Interpret Results
Analyze experiment results and decide what to ship.
Interpret Results
After completing an experiment, the results page gives you the data you need to decide which flow to ship going forward.
Understanding the results
The completed experiment view shows the final metrics for every variant:
- Primary metric -- the metric you selected when creating the experiment (completion rate, conversion rate, or dismiss rate).
- Lift over control -- the percentage difference between each variant and the control. A positive lift on completion/conversion rate means the variant outperformed the control. A negative lift on dismiss rate means fewer users dismissed the flow.
- Sample size -- the number of unique users exposed to each variant.
- Confidence -- the statistical confidence for the observed result.
Winner badge
When the results show a clear leader on the primary metric and the sample size is adequate, Setgreet displays a Winner badge on the best-performing variant. If no variant has a clear advantage, no badge is shown -- in that case, the variants performed similarly and either can be used.
The Winner badge is a recommendation, not an automated action. Setgreet does not change your flows based on the result. You always decide which flow to ship.
Deciding what to ship
Each variant in an experiment is just a flow you already built, so applying the result is a manual decision:
- If a variant wins -- you can leave its flow as-is in your account and, if needed, unpublish or archive the losing flows to avoid confusion.
- If the control wins -- no action is needed. The control flow is already live.
- If results are inconclusive -- either flow is acceptable. Consider running a follow-up experiment with a larger sample or a more distinct variant.
Best practices for interpreting results
- Do not end experiments early. If a variant looks like a winner after one day, resist the urge to stop. Early results are noisy and can reverse with more data.

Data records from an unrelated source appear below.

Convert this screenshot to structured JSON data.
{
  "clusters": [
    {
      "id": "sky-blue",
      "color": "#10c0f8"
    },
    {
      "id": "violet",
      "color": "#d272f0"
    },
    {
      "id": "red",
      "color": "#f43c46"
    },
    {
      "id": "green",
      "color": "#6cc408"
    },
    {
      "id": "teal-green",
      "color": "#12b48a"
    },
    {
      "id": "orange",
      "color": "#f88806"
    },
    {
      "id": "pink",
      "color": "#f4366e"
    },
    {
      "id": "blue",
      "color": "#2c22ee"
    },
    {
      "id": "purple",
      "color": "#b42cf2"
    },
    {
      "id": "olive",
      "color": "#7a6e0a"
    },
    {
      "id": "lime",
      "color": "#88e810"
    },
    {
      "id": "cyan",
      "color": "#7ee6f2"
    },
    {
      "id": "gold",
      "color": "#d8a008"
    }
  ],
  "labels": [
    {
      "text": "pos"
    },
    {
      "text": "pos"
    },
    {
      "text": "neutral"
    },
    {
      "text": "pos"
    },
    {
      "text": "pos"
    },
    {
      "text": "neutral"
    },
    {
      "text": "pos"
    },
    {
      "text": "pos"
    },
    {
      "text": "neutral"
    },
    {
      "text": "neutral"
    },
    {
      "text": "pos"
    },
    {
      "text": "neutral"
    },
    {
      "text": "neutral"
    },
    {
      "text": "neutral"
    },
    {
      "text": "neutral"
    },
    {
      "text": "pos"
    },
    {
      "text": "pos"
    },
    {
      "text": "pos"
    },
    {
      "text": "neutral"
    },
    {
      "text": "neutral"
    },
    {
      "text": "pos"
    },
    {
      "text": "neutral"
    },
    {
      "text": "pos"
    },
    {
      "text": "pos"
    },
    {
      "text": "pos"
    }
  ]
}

- Wait for the minimum sample size. Results below the configured sample threshold are not reliable.
- Account for external factors. If you ran a marketing campaign during the experiment, it may have skewed results toward users who behave differently from your typical audience.
- Document your learnings. Note what worked and why in the experiment description. These insights compound over time and inform future flow design.
Running follow-up experiments
Good experimentation is iterative. After deciding on a winner:
- Hypothesize why it won (clearer CTA? fewer screens? better imagery?).
- Build a new flow that pushes the winning element further.
- Run a new experiment comparing the current winner to the new variant.
Small, compounding improvements to your flows often deliver better results than occasional large redesigns.